Une possession largement répandue
L’étude se base notamment sur les archives judiciaires, militaires et fiscales pour démontrer que la possession d’armes à feu était généralisée, y compris parmi les paysans. Le fusil était à la fois un outil de chasse, un moyen de protection personnelle, et un symbole d’autonomie. Dans certaines paroisses, jusqu’à un homme sur trois pouvait être armé, et les inventaires après décès témoignent régulièrement de la présence d’un « fusil de chasse » ou d’un « vieux mousquet » dans les maisons.
Pour la noblesse bretonne, les armes tenaient une place centrale dans l’affirmation du rang social. Porter l’épée ou manier le fusil participait d’un honneur ancestral, enraciné dans la tradition militaire et féodale de la région. Les gentilshommes de Cornouaille ou du Léon, souvent membres de compagnies franches ou de la garde nationale en devenir, s’entraînaient au tir ou à l’escrime, conservant ainsi une fonction martiale même en temps de paix.
Une méfiance croissante du pouvoir royal
Face à cette prolifération, l’administration royale a progressivement renforcé les mesures de contrôle.
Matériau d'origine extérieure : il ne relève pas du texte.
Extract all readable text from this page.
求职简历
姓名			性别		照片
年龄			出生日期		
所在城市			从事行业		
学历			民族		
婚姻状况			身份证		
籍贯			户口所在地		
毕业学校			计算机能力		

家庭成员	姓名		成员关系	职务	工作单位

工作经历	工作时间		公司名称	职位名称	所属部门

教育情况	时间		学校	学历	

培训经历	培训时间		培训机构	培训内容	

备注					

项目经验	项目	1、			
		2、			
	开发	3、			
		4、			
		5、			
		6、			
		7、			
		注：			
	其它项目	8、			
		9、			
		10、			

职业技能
Dès le XVIIe siècle, plusieurs édits cherchèrent à limiter la circulation des armes, notamment chez les roturiers, par crainte de révoltes ou de violences locales. L’étude rappelle que ces restrictions étaient souvent peu suivies d’effet en Bretagne, où l’attachement aux libertés locales restait fort et où la contrebande d’armes prospérait notamment le long du littoral.
Les archives judiciaires prouvent aussi que l’arme à feu n’était pas seulement un attribut symbolique. Elle intervenait régulièrement dans des conflits de voisinage, des rixes, ou encore des affaires de braconnage. La frontière entre légitime défense et usage abusif de la violence était parfois ténue. Dans bien des cas, le juge local devait trancher entre tradition locale et loi royale.
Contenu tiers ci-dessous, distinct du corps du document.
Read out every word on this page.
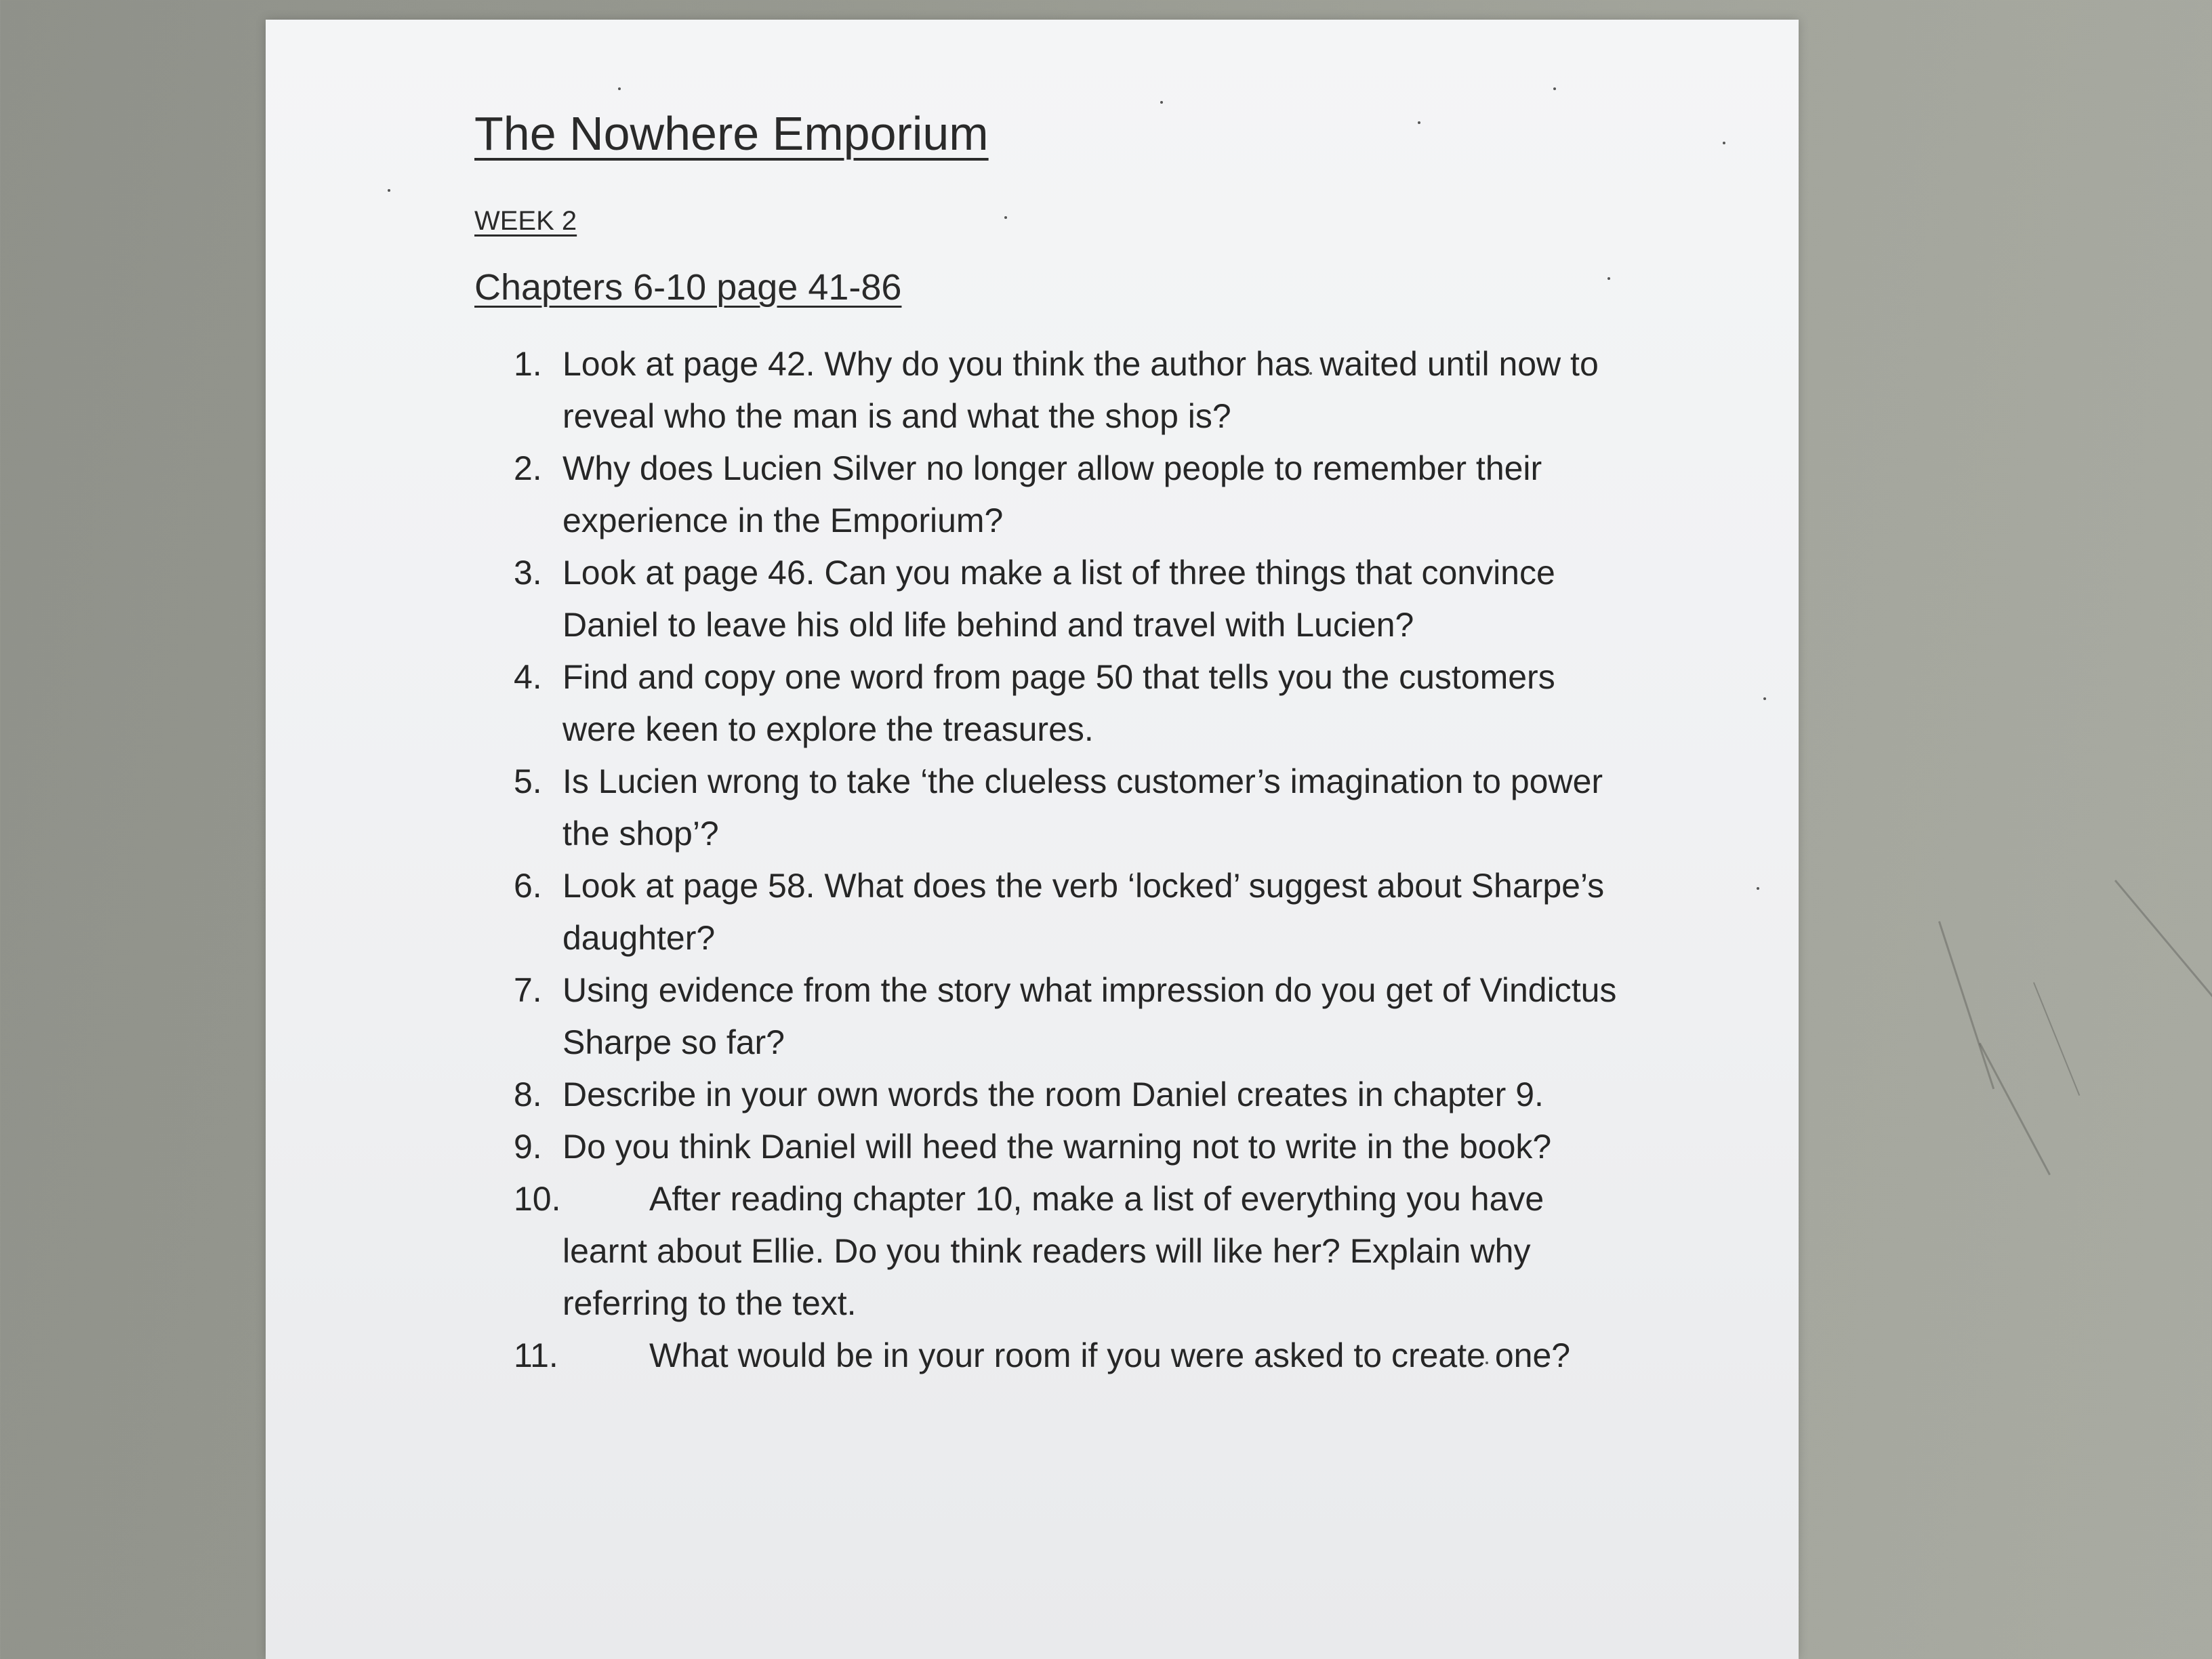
The Nowhere Emporium
WEEK 2
Chapters 6-10 page 41-86
1. Look at page 42. Why do you think the author has waited until now to reveal who the man is and what the shop is?
2. Why does Lucien Silver no longer allow people to remember their experience in the Emporium?
3. Look at page 46. Can you make a list of three things that convince Daniel to leave his old life behind and travel with Lucien?
4. Find and copy one word from page 50 that tells you the customers were keen to explore the treasures.
5. Is Lucien wrong to take ‘the clueless customer’s imagination to power the shop’?
6. Look at page 58. What does the verb ‘locked’ suggest about Sharpe’s daughter?
7. Using evidence from the story what impression do you get of Vindictus Sharpe so far?
8. Describe in your own words the room Daniel creates in chapter 9.
9. Do you think Daniel will heed the warning not to write in the book?
10.	After reading chapter 10, make a list of everything you have learnt about Ellie. Do you think readers will like her? Explain why referring to the text.
11.	What would be in your room if you were asked to create one?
Une culture populaire des armes
L’étude met enfin en lumière l’existence d’une véritable culture populaire des armes en Bretagne. Celle-ci passait par la transmission familiale d’un fusil, les concours de tir lors des pardons ou des foires, ou encore les récits populaires où le héros breton n’est jamais sans sa pétoire. Cette culture, selon l’auteur, explique en partie la participation active de nombreux Bretons aux soulèvements révolutionnaires, royalistes comme républicains, dans les décennies suivantes.
Cette recherche universitaire rigoureuse, fondée sur une exploitation minutieuse des archives départementales, contribue à revaloriser une dimension essentielle de l’histoire bretonne. Loin d’une vision pacifiée et folklorisée, elle montre une Bretagne armée, ancrée dans ses traditions mais aussi traversée par les tensions de la centralisation monarchique.